In those kernels, there was a theoretical weakness for /dev/urandom: if the entropy pool is empty then you may be able to infer future output of the RNG, but this relies on a successful cryptanalysis of SHA-1. Even though SHA-1 is no longer considered sufficient for cryptographic purposes, this degree of cryptanalysis is not believed to be feasible.

In those older kernels, /dev/random would block because the blocking entropy pool had been depleted. However, changes to the algorithms used in ealier kernels meant that there was no longer any useful distinction between the blocking and non-blocking entropy pools. The change, mentioned briefly above, was to simply have a single entropy pool. The only distinction between /dev/random and /dev/urandom now is that /dev/random might block just after booting. By the time any applcations get around to starting, even ones that start at boot time, /dev/random will no longer be blocking.

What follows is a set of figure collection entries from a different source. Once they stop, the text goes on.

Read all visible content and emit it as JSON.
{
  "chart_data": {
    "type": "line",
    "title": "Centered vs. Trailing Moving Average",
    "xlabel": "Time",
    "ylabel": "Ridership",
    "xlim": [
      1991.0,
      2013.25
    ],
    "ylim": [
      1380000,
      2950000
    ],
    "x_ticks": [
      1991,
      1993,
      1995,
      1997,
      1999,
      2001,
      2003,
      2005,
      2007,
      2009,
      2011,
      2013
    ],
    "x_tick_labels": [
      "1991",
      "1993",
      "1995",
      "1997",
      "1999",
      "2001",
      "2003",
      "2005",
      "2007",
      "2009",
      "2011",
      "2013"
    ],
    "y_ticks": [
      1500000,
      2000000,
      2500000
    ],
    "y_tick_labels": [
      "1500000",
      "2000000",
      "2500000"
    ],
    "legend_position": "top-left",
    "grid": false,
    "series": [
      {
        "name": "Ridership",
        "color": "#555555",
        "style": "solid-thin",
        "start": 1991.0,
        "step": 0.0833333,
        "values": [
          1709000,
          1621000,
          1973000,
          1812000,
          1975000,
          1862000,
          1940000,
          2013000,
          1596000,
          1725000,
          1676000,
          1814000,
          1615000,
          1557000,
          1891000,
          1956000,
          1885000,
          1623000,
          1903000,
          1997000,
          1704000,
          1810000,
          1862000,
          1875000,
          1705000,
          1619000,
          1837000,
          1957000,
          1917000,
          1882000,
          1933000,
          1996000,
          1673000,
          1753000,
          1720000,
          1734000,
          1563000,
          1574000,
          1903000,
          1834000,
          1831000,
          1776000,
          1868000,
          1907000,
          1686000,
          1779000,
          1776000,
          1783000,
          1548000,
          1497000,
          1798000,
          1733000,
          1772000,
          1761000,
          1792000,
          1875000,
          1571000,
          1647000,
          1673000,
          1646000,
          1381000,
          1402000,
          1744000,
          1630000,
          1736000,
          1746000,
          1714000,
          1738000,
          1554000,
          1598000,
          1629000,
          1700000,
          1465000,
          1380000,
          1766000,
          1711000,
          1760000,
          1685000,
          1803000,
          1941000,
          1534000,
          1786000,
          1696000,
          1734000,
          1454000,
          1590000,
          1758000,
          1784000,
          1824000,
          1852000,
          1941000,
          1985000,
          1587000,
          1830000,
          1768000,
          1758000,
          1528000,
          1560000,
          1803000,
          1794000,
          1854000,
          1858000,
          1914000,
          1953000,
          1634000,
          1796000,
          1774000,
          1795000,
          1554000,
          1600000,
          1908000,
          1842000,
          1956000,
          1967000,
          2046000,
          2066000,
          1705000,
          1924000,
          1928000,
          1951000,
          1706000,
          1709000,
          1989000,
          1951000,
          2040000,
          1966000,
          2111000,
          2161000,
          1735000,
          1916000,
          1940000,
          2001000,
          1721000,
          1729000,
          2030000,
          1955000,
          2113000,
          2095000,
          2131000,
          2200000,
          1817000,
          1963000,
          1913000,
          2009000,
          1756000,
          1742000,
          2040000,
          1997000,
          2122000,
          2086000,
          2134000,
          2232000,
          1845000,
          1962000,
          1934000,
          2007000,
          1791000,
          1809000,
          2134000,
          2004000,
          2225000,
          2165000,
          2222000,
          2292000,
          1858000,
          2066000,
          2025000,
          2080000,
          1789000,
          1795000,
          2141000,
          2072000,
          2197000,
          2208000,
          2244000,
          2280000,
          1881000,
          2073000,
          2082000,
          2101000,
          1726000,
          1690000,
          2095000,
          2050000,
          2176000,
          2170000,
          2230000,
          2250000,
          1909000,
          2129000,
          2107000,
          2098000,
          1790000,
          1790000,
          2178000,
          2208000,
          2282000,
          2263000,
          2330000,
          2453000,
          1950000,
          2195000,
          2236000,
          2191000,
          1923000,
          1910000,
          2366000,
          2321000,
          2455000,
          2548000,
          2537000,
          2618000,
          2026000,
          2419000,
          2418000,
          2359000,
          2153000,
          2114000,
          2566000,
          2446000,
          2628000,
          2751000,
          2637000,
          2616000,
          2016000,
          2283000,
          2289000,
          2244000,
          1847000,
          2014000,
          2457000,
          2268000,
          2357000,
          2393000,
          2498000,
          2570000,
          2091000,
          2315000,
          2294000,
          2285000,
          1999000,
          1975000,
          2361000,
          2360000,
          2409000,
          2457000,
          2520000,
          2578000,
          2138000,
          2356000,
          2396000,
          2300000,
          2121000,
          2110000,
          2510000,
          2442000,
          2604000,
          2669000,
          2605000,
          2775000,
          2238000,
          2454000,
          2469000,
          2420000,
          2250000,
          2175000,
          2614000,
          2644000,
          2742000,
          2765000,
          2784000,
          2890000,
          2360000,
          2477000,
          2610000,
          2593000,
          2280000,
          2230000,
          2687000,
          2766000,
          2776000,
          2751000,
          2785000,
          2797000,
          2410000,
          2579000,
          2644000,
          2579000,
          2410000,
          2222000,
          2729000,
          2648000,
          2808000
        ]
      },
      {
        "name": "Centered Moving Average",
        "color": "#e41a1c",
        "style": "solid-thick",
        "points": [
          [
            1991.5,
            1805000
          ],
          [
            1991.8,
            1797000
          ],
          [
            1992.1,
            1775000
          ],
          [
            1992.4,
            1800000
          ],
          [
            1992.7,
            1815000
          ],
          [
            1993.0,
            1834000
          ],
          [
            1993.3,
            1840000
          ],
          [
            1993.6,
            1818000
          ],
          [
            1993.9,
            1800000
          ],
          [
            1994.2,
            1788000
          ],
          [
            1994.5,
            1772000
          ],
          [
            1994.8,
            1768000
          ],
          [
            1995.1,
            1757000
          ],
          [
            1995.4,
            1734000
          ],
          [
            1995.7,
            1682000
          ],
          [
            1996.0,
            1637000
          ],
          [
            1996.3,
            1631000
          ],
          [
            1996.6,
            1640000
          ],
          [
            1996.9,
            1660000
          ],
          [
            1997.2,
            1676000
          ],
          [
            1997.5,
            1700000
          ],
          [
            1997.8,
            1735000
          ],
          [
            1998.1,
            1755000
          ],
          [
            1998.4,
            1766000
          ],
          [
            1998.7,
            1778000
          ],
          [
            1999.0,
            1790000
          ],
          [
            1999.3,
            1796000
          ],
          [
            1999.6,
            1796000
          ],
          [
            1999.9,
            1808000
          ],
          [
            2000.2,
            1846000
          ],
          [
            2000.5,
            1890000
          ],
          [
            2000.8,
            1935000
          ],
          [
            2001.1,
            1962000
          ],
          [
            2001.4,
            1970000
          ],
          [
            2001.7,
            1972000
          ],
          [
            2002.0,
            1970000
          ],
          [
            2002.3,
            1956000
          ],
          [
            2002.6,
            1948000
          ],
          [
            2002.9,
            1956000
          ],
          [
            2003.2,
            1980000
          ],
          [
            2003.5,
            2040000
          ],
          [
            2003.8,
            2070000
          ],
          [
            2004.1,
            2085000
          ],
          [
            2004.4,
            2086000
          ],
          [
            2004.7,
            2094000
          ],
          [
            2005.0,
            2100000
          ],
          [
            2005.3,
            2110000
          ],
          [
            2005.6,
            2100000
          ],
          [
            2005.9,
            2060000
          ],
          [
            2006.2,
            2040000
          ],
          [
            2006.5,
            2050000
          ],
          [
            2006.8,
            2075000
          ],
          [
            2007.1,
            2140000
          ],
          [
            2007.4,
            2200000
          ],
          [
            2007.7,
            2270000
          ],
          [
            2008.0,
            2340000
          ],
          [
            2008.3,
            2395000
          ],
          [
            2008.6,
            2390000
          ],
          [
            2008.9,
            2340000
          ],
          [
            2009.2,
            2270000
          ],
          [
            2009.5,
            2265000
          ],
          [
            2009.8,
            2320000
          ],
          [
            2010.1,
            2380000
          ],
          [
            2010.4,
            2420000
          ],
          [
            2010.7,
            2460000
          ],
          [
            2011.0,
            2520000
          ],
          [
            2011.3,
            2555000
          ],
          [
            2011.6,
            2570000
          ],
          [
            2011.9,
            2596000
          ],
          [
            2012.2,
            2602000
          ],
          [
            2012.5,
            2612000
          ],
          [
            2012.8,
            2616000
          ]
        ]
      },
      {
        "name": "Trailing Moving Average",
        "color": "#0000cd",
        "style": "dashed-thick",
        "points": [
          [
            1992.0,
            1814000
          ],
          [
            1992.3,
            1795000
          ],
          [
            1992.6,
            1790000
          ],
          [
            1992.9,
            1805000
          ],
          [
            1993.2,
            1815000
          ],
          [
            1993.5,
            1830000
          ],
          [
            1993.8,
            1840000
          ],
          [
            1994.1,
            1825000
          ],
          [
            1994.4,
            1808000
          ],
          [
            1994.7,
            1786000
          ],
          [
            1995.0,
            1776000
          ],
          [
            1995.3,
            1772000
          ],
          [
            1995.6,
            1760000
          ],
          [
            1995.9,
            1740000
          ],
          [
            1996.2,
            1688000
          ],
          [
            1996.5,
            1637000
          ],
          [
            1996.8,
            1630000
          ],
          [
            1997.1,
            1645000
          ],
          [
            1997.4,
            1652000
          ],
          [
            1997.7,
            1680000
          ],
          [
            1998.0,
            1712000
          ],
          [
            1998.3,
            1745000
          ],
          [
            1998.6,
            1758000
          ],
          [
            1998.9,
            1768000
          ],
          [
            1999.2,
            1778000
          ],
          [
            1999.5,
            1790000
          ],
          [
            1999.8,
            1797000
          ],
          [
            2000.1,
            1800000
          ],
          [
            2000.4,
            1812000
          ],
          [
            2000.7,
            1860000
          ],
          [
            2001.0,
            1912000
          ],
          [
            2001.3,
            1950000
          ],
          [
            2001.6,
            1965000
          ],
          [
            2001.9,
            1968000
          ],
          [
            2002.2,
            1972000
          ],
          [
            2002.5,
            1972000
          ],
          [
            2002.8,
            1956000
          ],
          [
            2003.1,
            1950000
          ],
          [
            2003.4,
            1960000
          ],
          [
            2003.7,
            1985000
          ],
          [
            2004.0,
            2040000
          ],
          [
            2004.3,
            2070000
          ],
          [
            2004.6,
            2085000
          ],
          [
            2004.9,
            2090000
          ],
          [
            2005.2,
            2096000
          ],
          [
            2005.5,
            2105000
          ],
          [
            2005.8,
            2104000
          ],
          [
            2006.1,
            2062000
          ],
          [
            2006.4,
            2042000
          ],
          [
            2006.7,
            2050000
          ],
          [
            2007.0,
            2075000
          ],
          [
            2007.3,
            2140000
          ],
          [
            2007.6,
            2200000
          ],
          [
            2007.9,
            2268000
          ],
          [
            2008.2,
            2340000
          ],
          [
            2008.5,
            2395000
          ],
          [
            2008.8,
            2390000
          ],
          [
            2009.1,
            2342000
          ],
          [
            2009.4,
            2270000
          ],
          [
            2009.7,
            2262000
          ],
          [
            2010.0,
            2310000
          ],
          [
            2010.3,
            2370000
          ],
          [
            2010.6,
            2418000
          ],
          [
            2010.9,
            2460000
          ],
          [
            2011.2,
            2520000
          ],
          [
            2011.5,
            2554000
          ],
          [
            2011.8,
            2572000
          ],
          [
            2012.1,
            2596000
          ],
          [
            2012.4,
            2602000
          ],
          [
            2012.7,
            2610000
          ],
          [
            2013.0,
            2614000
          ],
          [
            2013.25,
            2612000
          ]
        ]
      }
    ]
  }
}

If your applcation uses /dev/urandom and you've always been worried that you're compromising security, you can stop worrying --- it's the same as /dev/random to all intents and purposes. If your application uses /dev/random and you've always been worried that you're compromising performance, you can stop worrying --- it's the same as /dev/urandom to all intents and purposes.

There is one case where you should specifically choose /dev/random knowing that it might block for a short while. This one case is when you have a microservice that runs in its own virtual machine. This microservice will start very early in the boot sequence, close to the time where /dev/random might block. You should use /dev/random in this case as this is likely to be in the initialisation phase of the microservice and any random numbers used at that point must be of high quality.